Chapter 6 Flashcards - Key-Value Store
flashcards volume1 key-value-store distributed-systems storage
What is a key-value store and what are 4 real-world examples?
?
A non-relational database storing data as unique key-value pairs. Key = unique identifier (string/hash), value = anything (string, blob, JSON). Examples: Redis (in-memory, caching), DynamoDB (AWS managed, fully distributed), Cassandra (wide-column, tunable consistency), Memcached (simple in-memory caching). Fundamental building block for caches, session stores, and feature flags.
What are the two operations in a key-value store API?
?
get(key) — retrieve the value for a given key. put(key, value) — insert or update a key-value pair. Simple interface, but the distributed implementation of these two operations contains all the complexity: consistent hashing, quorum, replication, conflict resolution, and failure handling.

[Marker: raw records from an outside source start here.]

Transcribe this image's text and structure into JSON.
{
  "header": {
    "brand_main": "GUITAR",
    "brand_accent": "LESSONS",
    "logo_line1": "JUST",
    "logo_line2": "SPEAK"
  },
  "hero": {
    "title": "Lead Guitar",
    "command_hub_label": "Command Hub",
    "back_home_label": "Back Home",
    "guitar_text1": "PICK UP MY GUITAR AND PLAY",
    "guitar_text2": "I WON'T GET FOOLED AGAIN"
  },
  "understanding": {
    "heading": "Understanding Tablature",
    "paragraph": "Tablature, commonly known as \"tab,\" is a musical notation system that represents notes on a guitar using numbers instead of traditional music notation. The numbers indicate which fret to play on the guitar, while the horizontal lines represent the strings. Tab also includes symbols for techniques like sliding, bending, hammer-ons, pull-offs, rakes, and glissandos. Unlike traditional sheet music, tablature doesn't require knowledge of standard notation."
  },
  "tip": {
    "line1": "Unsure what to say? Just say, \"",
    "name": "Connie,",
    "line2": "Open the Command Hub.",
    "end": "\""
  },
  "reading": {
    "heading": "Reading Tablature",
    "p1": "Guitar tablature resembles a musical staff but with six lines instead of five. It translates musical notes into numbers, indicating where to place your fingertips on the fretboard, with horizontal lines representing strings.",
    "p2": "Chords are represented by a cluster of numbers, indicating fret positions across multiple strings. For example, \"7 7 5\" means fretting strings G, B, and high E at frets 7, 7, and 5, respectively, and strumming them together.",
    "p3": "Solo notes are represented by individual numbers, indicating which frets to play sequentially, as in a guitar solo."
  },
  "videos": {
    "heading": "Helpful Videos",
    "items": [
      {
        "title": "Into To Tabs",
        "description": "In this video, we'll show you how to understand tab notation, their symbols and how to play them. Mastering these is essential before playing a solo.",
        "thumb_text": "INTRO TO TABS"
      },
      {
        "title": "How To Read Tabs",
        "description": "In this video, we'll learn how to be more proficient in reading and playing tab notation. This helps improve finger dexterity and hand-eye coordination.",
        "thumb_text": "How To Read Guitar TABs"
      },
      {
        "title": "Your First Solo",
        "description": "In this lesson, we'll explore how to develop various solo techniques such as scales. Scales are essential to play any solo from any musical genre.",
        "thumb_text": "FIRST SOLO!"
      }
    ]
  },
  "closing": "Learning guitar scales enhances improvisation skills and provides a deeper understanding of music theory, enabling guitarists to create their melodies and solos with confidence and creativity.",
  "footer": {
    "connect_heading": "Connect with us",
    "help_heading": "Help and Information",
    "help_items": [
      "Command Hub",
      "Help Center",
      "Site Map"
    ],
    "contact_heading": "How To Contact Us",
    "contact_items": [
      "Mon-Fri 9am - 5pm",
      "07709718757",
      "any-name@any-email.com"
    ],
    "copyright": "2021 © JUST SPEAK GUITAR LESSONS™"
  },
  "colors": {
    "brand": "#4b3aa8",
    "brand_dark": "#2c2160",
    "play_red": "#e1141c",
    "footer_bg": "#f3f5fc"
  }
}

What does CAP theorem state and why does it matter for key-value stores?
?
A distributed system can only guarantee 2 of 3: Consistency (every read gets latest write), Availability (every request gets a response), Partition tolerance (system works despite network partition). Since network partitions WILL happen in real systems, P is always required. So you choose: CP (sacrifice availability during partition) or AP (sacrifice consistency). Most KV stores choose AP (Cassandra, DynamoDB) for higher availability.
Why does naive hashing (hash(key) % N) fail in distributed systems?
?
When N changes (server added/removed), almost all keys remap to different servers. This causes massive data movement — potentially rehashing all keys. Example: 1M keys across 10 servers → add 1 server → ~909K keys need to move. This causes thundering herd (cache misses), high I/O, and unavailability. Solution: consistent hashing, where adding/removing a server only moves K/N keys.
How does consistent hashing work?
?
Servers and keys are both hashed onto a circular ring (0 to 2^32-1). A key maps to the first server found by walking clockwise on the ring. When a server is added, it takes over a portion of keys from its clockwise neighbor. When removed, its keys go to the next clockwise server. Only K/N keys are remapped (K=total keys, N=servers). Core property: minimal disruption on topology changes.
What are virtual nodes in consistent hashing and why are they needed?
?
Each physical server is assigned multiple positions (virtual nodes/vnodes) on the consistent hash ring instead of just one. Example: Server A gets positions 10, 110, 210, 310; Server B gets 50, 150, 250, 350. Benefits: (1) More even data distribution — real positions are random and uneven without vnodes. (2) Better load balancing — each server handles a proportional share. (3) Easy scaling — new server takes a few vnodes from each existing server.
What is the quorum consensus rule for strong consistency?
?
W + R > N guarantees strong consistency. W = write quorum (min replicas that must ACK a write), R = read quorum (min replicas that must respond to a read), N = total replicas. The rule ensures overlap: at least one replica that was written will also be read, so you never miss the latest write. Example: N=3, W=2, R=2 → 2+2=4 > 3, overlap guaranteed.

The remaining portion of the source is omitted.